Goal: accept a webhook (from Stripe, GitHub, a sibling system) only when its signature proves it came from the trusted sender — and reject replays.

A webhook is authenticated not by a token but by a signature over the request body: the sender computes an HMAC of the raw body with a shared secret, and you recompute and compare it. A Signature actor makes the compiler emit that check.

context hooks
type Event = { id: String }
actor Webhook {
auth = Signature(secret = "WEBHOOK_SECRET", header = "X-Signature")
}
service api from http {
on POST("/hooks/event") by Webhook (body: Event) -> Effect[HttpResult[String]] {
Ok("received")
}
}

Before the body runs, the boundary reads the raw request body once, recomputes HMAC-SHA256 over those exact bytes (WebCrypto, constant-time), and compares it against the configured header — accepting a bare hex digest or a sha256=<hex> prefix (the GitHub shape).

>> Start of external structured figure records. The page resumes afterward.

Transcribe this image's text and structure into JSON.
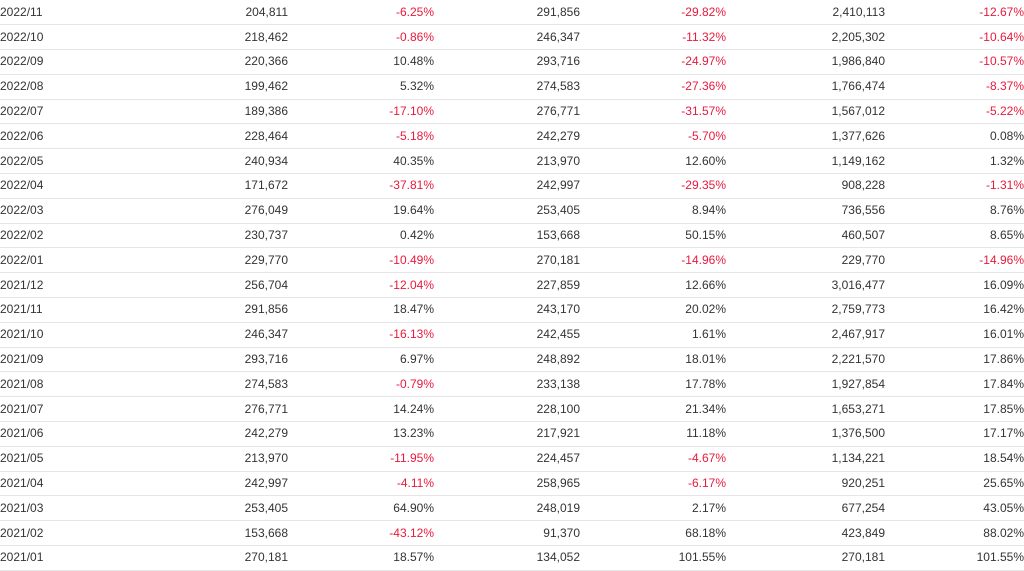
{
  "colors": {
    "negative": "#e8193c",
    "text": "#333333",
    "row_border": "#e6e6e6"
  },
  "rows": [
    [
      "2022/11",
      "204,811",
      "-6.25%",
      "291,856",
      "-29.82%",
      "2,410,113",
      "-12.67%"
    ],
    [
      "2022/10",
      "218,462",
      "-0.86%",
      "246,347",
      "-11.32%",
      "2,205,302",
      "-10.64%"
    ],
    [
      "2022/09",
      "220,366",
      "10.48%",
      "293,716",
      "-24.97%",
      "1,986,840",
      "-10.57%"
    ],
    [
      "2022/08",
      "199,462",
      "5.32%",
      "274,583",
      "-27.36%",
      "1,766,474",
      "-8.37%"
    ],
    [
      "2022/07",
      "189,386",
      "-17.10%",
      "276,771",
      "-31.57%",
      "1,567,012",
      "-5.22%"
    ],
    [
      "2022/06",
      "228,464",
      "-5.18%",
      "242,279",
      "-5.70%",
      "1,377,626",
      "0.08%"
    ],
    [
      "2022/05",
      "240,934",
      "40.35%",
      "213,970",
      "12.60%",
      "1,149,162",
      "1.32%"
    ],
    [
      "2022/04",
      "171,672",
      "-37.81%",
      "242,997",
      "-29.35%",
      "908,228",
      "-1.31%"
    ],
    [
      "2022/03",
      "276,049",
      "19.64%",
      "253,405",
      "8.94%",
      "736,556",
      "8.76%"
    ],
    [
      "2022/02",
      "230,737",
      "0.42%",
      "153,668",
      "50.15%",
      "460,507",
      "8.65%"
    ],
    [
      "2022/01",
      "229,770",
      "-10.49%",
      "270,181",
      "-14.96%",
      "229,770",
      "-14.96%"
    ],
    [
      "2021/12",
      "256,704",
      "-12.04%",
      "227,859",
      "12.66%",
      "3,016,477",
      "16.09%"
    ],
    [
      "2021/11",
      "291,856",
      "18.47%",
      "243,170",
      "20.02%",
      "2,759,773",
      "16.42%"
    ],
    [
      "2021/10",
      "246,347",
      "-16.13%",
      "242,455",
      "1.61%",
      "2,467,917",
      "16.01%"
    ],
    [
      "2021/09",
      "293,716",
      "6.97%",
      "248,892",
      "18.01%",
      "2,221,570",
      "17.86%"
    ],
    [
      "2021/08",
      "274,583",
      "-0.79%",
      "233,138",
      "17.78%",
      "1,927,854",
      "17.84%"
    ],
    [
      "2021/07",
      "276,771",
      "14.24%",
      "228,100",
      "21.34%",
      "1,653,271",
      "17.85%"
    ],
    [
      "2021/06",
      "242,279",
      "13.23%",
      "217,921",
      "11.18%",
      "1,376,500",
      "17.17%"
    ],
    [
      "2021/05",
      "213,970",
      "-11.95%",
      "224,457",
      "-4.67%",
      "1,134,221",
      "18.54%"
    ],
    [
      "2021/04",
      "242,997",
      "-4.11%",
      "258,965",
      "-6.17%",
      "920,251",
      "25.65%"
    ],
    [
      "2021/03",
      "253,405",
      "64.90%",
      "248,019",
      "2.17%",
      "677,254",
      "43.05%"
    ],
    [
      "2021/02",
      "153,668",
      "-43.12%",
      "91,370",
      "68.18%",
      "423,849",
      "88.02%"
    ],
    [
      "2021/01",
      "270,181",
      "18.57%",
      "134,052",
      "101.55%",
      "270,181",
      "101.55%"
    ]
  ]
}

Any mismatch, or a missing/malformed header, fails closed with 401; only then is the body parsed, from the same bytes. There is no app-written HMAC, and no re-serialisation to get the bytes wrong.

A Signature actor:

  • attests authenticity, not a principal — it has no identity, so the binder is always omitted (by Webhook);
  • must take a body — the signature is over the body, so a bodyless signed request is meaningless;
  • is HTTP-only.

Webhooks retry, so a captured request can be replayed. When the sender signs a timestamp, configure a timestamp header and a tolerance (in seconds):

context hooks
type Event = { id: String }
actor Webhook {
auth = Signature(
secret = "WEBHOOK_SECRET",
header = "X-Signature",
timestamp = "X-Timestamp",
tolerance = 300
)
}
service api from http {
on POST("/hooks/event") by Webhook (body: Event) -> Effect[HttpResult[String]] {
Ok("received")
}
}

Now the signed string is <timestamp>.<body>, and the boundary additionally rejects (fail-closed) a request whose timestamp is not a finite number within tolerance seconds of now — a five-minute replay window here. A tolerance without a timestamp is a compile error.

The replay window bounds replay; it does not eliminate it. Full event deduplication (by event id) is the job of an idempotency capability — out of scope here.